Le temps présent nous invite à donner la priorité à des actions qui génèrent de nouveaux processus dans la société, afin de porter leurs fruits dans des événements historiques significatifs et positifs (cf. Evangelii Gaudium, 223). Nous ne pouvons pas nous permettre de reporter «certains programmes» pour l’avenir. L’avenir nous impose des décisions critiques et globales face à des conflits mondiaux qui augmentent le nombre des exclus et des personnes dans le besoin.

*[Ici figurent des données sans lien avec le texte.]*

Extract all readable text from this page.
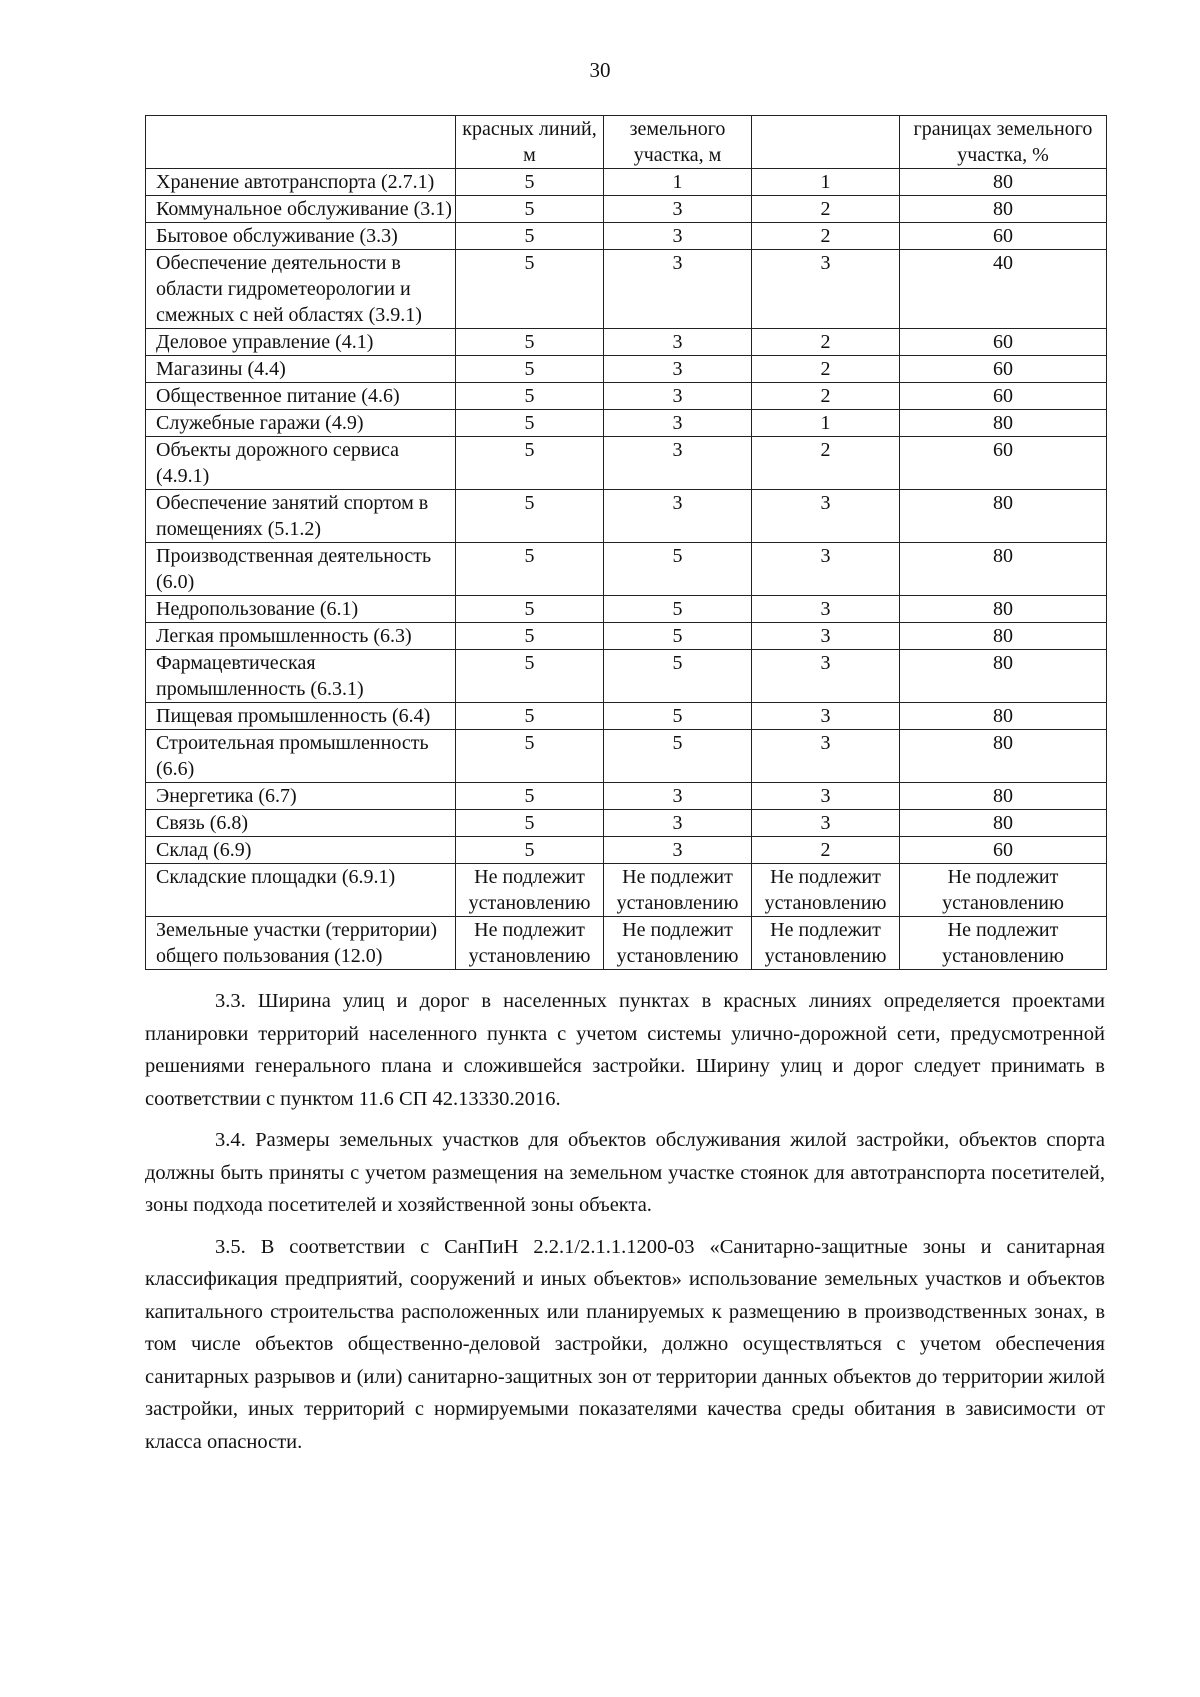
30
	красных линий, м	земельного участка, м		границах земельного участка, %
Хранение автотранспорта (2.7.1)	5	1	1	80
Коммунальное обслуживание (3.1)	5	3	2	80
Бытовое обслуживание (3.3)	5	3	2	60
Обеспечение деятельности в области гидрометеорологии и смежных с ней областях (3.9.1)	5	3	3	40
Деловое управление (4.1)	5	3	2	60
Магазины (4.4)	5	3	2	60
Общественное питание (4.6)	5	3	2	60
Служебные гаражи (4.9)	5	3	1	80
Объекты дорожного сервиса (4.9.1)	5	3	2	60
Обеспечение занятий спортом в помещениях (5.1.2)	5	3	3	80
Производственная деятельность (6.0)	5	5	3	80
Недропользование (6.1)	5	5	3	80
Легкая промышленность (6.3)	5	5	3	80
Фармацевтическая промышленность (6.3.1)	5	5	3	80
Пищевая промышленность (6.4)	5	5	3	80
Строительная промышленность (6.6)	5	5	3	80
Энергетика (6.7)	5	3	3	80
Связь (6.8)	5	3	3	80
Склад (6.9)	5	3	2	60
Складские площадки (6.9.1)	Не подлежит установлению	Не подлежит установлению	Не подлежит установлению	Не подлежит установлению
Земельные участки (территории) общего пользования (12.0)	Не подлежит установлению	Не подлежит установлению	Не подлежит установлению	Не подлежит установлению

3.3. Ширина улиц и дорог в населенных пунктах в красных линиях определяется проектами планировки территорий населенного пункта с учетом системы улично-дорожной сети, предусмотренной решениями генерального плана и сложившейся застройки. Ширину улиц и дорог следует принимать в соответствии с пунктом 11.6 СП 42.13330.2016.

3.4. Размеры земельных участков для объектов обслуживания жилой застройки, объектов спорта должны быть приняты с учетом размещения на земельном участке стоянок для автотранспорта посетителей, зоны подхода посетителей и хозяйственной зоны объекта.

3.5. В соответствии с СанПиН 2.2.1/2.1.1.1200-03 «Санитарно-защитные зоны и санитарная классификация предприятий, сооружений и иных объектов» использование земельных участков и объектов капитального строительства расположенных или планируемых к размещению в производственных зонах, в том числе объектов общественно-деловой застройки, должно осуществляться с учетом обеспечения санитарных разрывов и (или) санитарно-защитных зон от территории данных объектов до территории жилой застройки, иных территорий с нормируемыми показателями качества среды обитания в зависимости от класса опасности.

Le cadre juridique international louable de l’Organisation des Nations Unies et de toutes ses activités, comme toute activité humaine, peut être amélioré, mais il reste nécessaire; en même temps, cela peut être le gage d'un avenir sûr et heureux pour les générations futures. Et il en sera ainsi si les représentants des États peuvent mettre de côté leurs intérêts partisans et idéologiques et s’efforcer sincèrement de servir le bien commun. Je prie Dieu tout-puissant que ce soit le cas, et je vous assure de mon soutien et de mes prières, ainsi que de celui de tous les fidèles de l'Église catholique, que cette institution, tous ses États membres et chacun de ses les fonctionnaires rendront toujours un service efficace à l’humanité, un service respectueux de la diversité et capable de faire ressortir, pour le bien commun, le meilleur de chaque peuple et de chaque individu.
À vous tous et aux peuples que vous représentez, j'invoque la bénédiction du Très-Haut, ainsi que toute paix et prospérité. Je vous remercie.